Nuechterlein’s view is echoed in a piece by Abbot Andrew Marr in this year’s Easter newsletter of St. Gregory’s Abbey, a Benedictine near Three Rivers affiliated with the Episcopal Church. “The Gospel record and the apostolic preaching in Acts suggest that Jesus’ death says a lot more about human beings than it does about God,” writes Marr. “ ... Jesus did not come to die; he came to give life and to give it abundantly.”

A merciful God

So what does Nuechterlein make of those Old Testament stories that refer to an angry God?
 
Essentially, those stories reflect a limited understanding of God and project human flaws onto God, he believes.

The Exodus story, for example, has God slaughtering the firstborn children in Egypt through a plague, he says. “You could compare that to Pat Robertson saying the earthquake in Haiti is punishment from God for the Haitian people selling their soul to the devil centuries ago,” Nuechterlein says. “Most people say, ‘That god is not my God.’ That interpretation in Exodus is a Pat Robertson sort of interpretation. ... Jesus is trying to help us unlearn that.”

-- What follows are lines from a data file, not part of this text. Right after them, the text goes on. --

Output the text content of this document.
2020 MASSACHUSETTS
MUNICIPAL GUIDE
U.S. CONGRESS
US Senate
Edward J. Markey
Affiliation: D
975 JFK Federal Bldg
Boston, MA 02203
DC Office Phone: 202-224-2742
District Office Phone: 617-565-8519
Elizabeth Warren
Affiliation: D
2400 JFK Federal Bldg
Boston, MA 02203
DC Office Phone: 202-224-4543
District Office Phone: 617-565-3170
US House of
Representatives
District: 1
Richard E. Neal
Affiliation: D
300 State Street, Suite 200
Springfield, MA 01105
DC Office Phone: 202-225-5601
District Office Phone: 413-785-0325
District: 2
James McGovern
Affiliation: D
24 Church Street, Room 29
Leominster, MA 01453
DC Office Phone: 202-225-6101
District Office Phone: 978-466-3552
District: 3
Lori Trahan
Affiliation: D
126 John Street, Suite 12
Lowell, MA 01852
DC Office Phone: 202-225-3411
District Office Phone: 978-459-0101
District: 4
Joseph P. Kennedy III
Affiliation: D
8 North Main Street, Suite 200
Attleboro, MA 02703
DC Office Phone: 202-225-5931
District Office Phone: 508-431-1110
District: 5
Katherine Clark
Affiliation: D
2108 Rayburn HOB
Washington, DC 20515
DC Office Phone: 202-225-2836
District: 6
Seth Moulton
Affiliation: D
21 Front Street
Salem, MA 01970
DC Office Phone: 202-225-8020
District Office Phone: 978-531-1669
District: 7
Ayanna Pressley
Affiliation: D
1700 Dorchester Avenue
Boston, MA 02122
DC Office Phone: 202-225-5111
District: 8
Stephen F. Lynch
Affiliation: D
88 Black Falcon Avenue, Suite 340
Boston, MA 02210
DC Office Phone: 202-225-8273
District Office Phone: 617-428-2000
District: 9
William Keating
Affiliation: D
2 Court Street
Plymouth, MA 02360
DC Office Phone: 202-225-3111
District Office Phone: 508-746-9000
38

In others cases, people misinterpret or miss the point of an Old Testament story, Nuechterlein says, as with the account of Abraham going up a mountain to sacrifice his beloved son Isaac. “In Hebrew, the god who asks Abraham to do that is Elohim, and that’s the garden variety word for god,” Nuechterlein says. “The one who stops him is the angel of Yahweh. The true God is stopping us from following the old god who demands sacrifice.

“That is not what the true God is about. All of the prophets say God doesn’t want this. God wants justice and mercy.”

Valuing the Bible

Nuechterlein, who turned 54 earlier this month, grew up with “the standard kind of atonement theology,” he says. But “the best of Lutheran theology is uneasy with that,” he adds.

Nuechterlein credits, among others, French biblical scholar Rene Girard and British bishop and theologian N.T. Wright with helping him develop his newer way of thinking. He also noted that author and pastor Brian McLaren is bringing “emerging” thinking to a wide audience.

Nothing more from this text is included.